France borrowing for 50 yrs to tap investors tired of no yield


French bonds fell as investors awaited the government’s sale of ultra-long securities.
The planned issue of 20- and 50- year debt, which will be conducted via banks and may price on Tuesday, was announced by the French Treasury. The nation is looking to raise longer-term funds to benefit from the euro zone’s low interest rates, while investors will likely be attracted to the bonds to lock in better returns than are available on shorter-dated securities. More than a third of the region’s bonds now yield less than zero.
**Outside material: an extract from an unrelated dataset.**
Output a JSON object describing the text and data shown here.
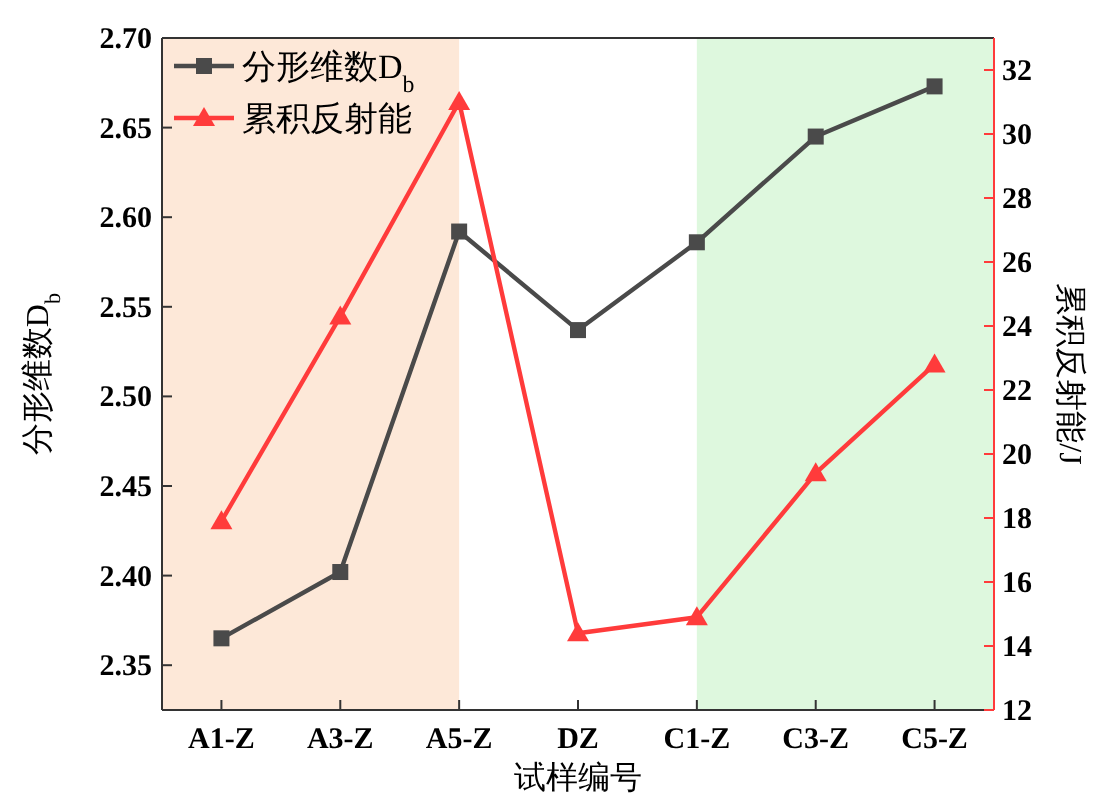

Ultra-long maturities such as 50-year debt aren’t eligible for the European Central Bank’s quantitative-easing asset-buying program, which has helped depress yields on shorter-term bonds. Only Ireland and Belgium have debt maturing later than France’s planned issue.
“They want to lock in low funding costs,” said Martin van Vliet, senior interest-rate strategist at ING Groep NV in Amsterdam. “The timing is right” with the ECB set to maintain its easy monetary policy, he said.
The decline in French bonds was part of a broad-based selloff in European debt markets, with longer-dated maturities bearing the brunt of the losses.
France’s 30-year bond yield rose six basis points, or 0.06 percentage point, to 1.47 percent as of 11 a.m. London time, having climbed earlier to 1.48 percent, the highest since March 23. The 3.25 percent security due in May 2045 fell 1.71, or 17.10 euros per 1,000-euro ($1,142) face amount, to 141.92.
The yield on the nation’s debt due in April 2060 climbed six basis points to 1.69 percent, after rising Monday by the most since March 2.